Spring Awakening: Those You've Known Movie Review
Spring Awakening: Those You've Known Movie Review Metadata
Dorothy once said ‘there’s no place like home’ and for the cast of the 2007 Tony-award-winning musical Spring Awakening, there was certainly no better place to be 15 years after the musical debuted on Broadway in HBO’s Spring Awakening: Those You’ve Known.
Born out of a dream by Lauren Pritchard (Ilse) about reuniting the original cast, the documentary provides an inside look at the hit musical, seamlessly alternating stories of its birth and early years with performances from the 2021 reunion concert.
On paper, it is difficult to imagine how something with such extremely controversial subject matter could ever get off the ground. A musical based on an unknown German play (Fruhling Erwachen) set to modern rock music? And not just any play — one that follows a group of children growing up and battling their way through life, puberty, and the awakening of sexual desires in the 1890s? Spring Awakening: Those You’ve Known, featuring interviews with all of the key players, takes fans on an entertaining ride from how the musical went from fledgling workshop performances into a run Off-Broadway and finally into the Eugene O’Neill Theatre on Broadway in 2006.
While not as well known as other risqué musicals like Rent and Hair, there’s perhaps no other musical that has tackled such heavy themes than Spring Awakening. From abortion to homosexuality to sexual abuse to sex to suicide, it succeeded through its ability to take fragile topics taking place in the late 1800s and make them relevant to today’s youth. Perhaps that is why it is still performed at high schools across the country today.

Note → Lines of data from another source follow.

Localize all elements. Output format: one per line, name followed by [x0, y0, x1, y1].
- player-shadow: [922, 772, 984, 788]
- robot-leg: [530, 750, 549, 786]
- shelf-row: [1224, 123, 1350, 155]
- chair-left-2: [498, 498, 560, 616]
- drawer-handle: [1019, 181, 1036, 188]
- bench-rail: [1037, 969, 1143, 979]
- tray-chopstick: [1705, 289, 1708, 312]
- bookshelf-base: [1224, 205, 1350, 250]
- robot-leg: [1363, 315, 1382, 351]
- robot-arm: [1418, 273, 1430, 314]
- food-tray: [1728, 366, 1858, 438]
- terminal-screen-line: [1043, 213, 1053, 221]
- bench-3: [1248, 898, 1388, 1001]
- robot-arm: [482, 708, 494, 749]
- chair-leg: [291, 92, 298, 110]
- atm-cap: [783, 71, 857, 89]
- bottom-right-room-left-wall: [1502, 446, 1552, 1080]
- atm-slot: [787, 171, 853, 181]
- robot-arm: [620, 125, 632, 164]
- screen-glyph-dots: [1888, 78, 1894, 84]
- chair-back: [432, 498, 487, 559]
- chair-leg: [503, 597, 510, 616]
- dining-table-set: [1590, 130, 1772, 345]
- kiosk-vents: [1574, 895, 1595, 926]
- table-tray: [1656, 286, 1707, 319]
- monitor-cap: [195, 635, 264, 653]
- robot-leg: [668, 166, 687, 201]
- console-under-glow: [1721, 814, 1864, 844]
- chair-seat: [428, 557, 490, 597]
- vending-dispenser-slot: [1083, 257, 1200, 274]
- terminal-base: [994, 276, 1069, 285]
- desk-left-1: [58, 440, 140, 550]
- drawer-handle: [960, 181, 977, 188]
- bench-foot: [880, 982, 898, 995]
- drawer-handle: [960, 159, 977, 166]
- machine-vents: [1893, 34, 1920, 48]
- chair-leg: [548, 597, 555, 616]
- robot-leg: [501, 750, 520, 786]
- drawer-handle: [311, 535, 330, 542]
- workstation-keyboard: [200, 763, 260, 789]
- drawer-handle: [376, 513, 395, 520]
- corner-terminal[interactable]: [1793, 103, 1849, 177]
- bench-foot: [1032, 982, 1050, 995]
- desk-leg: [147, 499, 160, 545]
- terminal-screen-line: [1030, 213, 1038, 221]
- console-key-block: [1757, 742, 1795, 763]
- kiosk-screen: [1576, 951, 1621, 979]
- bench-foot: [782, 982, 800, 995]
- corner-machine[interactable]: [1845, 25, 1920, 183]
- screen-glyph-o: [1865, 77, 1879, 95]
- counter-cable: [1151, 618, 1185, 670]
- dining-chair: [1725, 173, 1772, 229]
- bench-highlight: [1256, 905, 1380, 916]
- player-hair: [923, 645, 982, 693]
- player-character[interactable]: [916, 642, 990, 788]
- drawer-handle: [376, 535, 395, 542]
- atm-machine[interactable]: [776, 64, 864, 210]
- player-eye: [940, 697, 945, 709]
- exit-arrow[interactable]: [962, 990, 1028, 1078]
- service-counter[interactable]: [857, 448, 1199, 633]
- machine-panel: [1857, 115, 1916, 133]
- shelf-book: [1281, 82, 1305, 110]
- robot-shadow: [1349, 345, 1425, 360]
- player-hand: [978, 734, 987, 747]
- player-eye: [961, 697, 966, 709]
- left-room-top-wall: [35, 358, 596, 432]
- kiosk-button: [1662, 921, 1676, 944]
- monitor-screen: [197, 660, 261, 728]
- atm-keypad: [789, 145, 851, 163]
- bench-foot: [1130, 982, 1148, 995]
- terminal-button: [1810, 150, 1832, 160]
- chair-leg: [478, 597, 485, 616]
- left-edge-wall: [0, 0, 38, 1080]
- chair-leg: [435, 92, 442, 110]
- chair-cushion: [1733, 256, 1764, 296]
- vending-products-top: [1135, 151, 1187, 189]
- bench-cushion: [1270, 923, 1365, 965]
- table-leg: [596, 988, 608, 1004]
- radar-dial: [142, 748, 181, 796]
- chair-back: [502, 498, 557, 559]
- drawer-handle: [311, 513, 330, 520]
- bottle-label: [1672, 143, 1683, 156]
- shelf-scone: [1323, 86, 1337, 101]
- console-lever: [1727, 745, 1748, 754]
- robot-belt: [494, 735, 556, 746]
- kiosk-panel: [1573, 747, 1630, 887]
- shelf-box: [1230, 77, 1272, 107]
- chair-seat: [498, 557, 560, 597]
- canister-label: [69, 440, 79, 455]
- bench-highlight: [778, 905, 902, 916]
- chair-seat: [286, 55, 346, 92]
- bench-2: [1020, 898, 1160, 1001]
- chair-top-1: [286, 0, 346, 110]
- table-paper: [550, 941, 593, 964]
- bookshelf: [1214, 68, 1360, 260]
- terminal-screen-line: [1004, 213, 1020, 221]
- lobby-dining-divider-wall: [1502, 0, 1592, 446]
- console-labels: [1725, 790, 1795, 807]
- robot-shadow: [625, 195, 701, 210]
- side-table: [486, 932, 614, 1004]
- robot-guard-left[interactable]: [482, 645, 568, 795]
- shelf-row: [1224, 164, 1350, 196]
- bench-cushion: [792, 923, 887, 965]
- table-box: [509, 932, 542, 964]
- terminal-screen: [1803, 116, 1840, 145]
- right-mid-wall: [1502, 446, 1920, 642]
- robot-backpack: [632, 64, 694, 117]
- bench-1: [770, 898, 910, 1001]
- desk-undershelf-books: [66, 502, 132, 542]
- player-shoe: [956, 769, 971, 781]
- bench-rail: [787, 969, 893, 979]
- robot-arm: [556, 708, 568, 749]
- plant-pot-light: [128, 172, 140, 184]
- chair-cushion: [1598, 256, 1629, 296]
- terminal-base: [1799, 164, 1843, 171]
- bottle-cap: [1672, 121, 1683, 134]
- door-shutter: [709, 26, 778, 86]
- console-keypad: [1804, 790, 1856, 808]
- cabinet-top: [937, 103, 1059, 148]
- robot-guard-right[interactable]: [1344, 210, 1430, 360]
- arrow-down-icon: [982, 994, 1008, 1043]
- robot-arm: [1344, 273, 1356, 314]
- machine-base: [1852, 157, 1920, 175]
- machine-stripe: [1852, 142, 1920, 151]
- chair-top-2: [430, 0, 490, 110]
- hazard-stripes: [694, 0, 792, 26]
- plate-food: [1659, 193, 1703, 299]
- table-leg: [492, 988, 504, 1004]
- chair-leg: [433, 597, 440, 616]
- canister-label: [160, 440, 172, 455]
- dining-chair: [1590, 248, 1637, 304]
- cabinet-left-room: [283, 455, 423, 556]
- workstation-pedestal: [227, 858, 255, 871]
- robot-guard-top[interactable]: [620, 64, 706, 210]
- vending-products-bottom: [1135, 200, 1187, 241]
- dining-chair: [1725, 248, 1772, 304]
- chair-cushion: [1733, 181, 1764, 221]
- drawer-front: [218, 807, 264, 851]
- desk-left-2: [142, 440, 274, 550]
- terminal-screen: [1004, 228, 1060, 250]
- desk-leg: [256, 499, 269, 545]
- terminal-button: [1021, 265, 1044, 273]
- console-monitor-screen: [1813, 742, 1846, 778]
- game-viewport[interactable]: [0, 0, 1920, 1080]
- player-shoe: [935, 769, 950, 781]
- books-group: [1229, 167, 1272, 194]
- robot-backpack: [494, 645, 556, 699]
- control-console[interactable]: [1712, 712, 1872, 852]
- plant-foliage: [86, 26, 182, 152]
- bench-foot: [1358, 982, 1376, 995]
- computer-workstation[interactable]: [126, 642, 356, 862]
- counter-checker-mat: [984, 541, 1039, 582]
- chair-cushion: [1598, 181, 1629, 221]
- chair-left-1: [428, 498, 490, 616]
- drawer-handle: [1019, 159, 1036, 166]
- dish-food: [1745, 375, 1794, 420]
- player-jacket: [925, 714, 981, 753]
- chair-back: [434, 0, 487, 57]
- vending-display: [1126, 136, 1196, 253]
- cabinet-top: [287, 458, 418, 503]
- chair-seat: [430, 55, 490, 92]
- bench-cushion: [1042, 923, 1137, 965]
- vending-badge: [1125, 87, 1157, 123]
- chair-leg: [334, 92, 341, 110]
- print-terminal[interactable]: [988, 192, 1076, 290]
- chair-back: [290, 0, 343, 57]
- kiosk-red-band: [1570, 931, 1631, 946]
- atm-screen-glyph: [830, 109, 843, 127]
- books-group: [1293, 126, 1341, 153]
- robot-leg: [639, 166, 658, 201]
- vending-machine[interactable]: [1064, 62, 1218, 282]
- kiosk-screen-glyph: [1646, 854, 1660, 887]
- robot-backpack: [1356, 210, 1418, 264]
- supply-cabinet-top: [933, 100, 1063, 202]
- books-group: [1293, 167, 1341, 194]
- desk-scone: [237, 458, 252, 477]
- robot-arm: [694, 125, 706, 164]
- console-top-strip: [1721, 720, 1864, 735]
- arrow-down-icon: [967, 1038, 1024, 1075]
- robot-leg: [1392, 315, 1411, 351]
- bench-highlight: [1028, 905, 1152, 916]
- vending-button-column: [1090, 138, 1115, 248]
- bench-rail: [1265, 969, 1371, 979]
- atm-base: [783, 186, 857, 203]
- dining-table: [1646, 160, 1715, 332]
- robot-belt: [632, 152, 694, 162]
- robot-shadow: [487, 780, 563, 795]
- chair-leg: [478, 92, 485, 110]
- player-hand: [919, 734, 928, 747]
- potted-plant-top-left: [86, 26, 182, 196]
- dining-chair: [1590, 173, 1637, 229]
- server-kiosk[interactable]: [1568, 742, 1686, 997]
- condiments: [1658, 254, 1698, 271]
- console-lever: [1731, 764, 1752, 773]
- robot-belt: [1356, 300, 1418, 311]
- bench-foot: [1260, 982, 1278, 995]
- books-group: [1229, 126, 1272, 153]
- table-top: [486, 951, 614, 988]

Spring Awakening owes much of its success to an impressive cast that has since taken their talent beyond Broadway. Lea Michele captured lightning in a bottle as Rachel Berry in Fox’s Glee, Jonathan Groff went on to star in Mindhunter and Frozen (not to forget his second Tony nomination for his role as King George in Hamilton), Skylar Astin vaulted to fame in the Pitch Perfect films and then took his musical talent’s to the sadly all-too-short-lived Zoe’s Extraordinary Playlist), and Jon Gallagher Jr. played a key supporting role in HBO’s acclaimed The Newsroom.
Watching these now household names talk about their time as teenagers (Michele just 14 when she started with the workshops) is funny, heartwarming, and simply fascinating. One story of the closeness between Michele and Groff may never have you looking at Rachel Berry the same again.
And a musical is nothing without its music. Duncan Sheik’s dark and powerful, unconventional alternative music and Steven Sater’s lyrics are painted in a new light with performances of popular songs like “Mama Who Bore Me,” “Totally F–ked,” and “My Junk” from 2006 and 2021.
For fans of Spring Awakening, HBO’s documentary is a must-see. For those that haven’t had the pleasure, it provides an opportunity to see the power of theatre and how it can change the world for good.
Spring Awakening: Those You’ve Known is available now on HBO and HBO Max.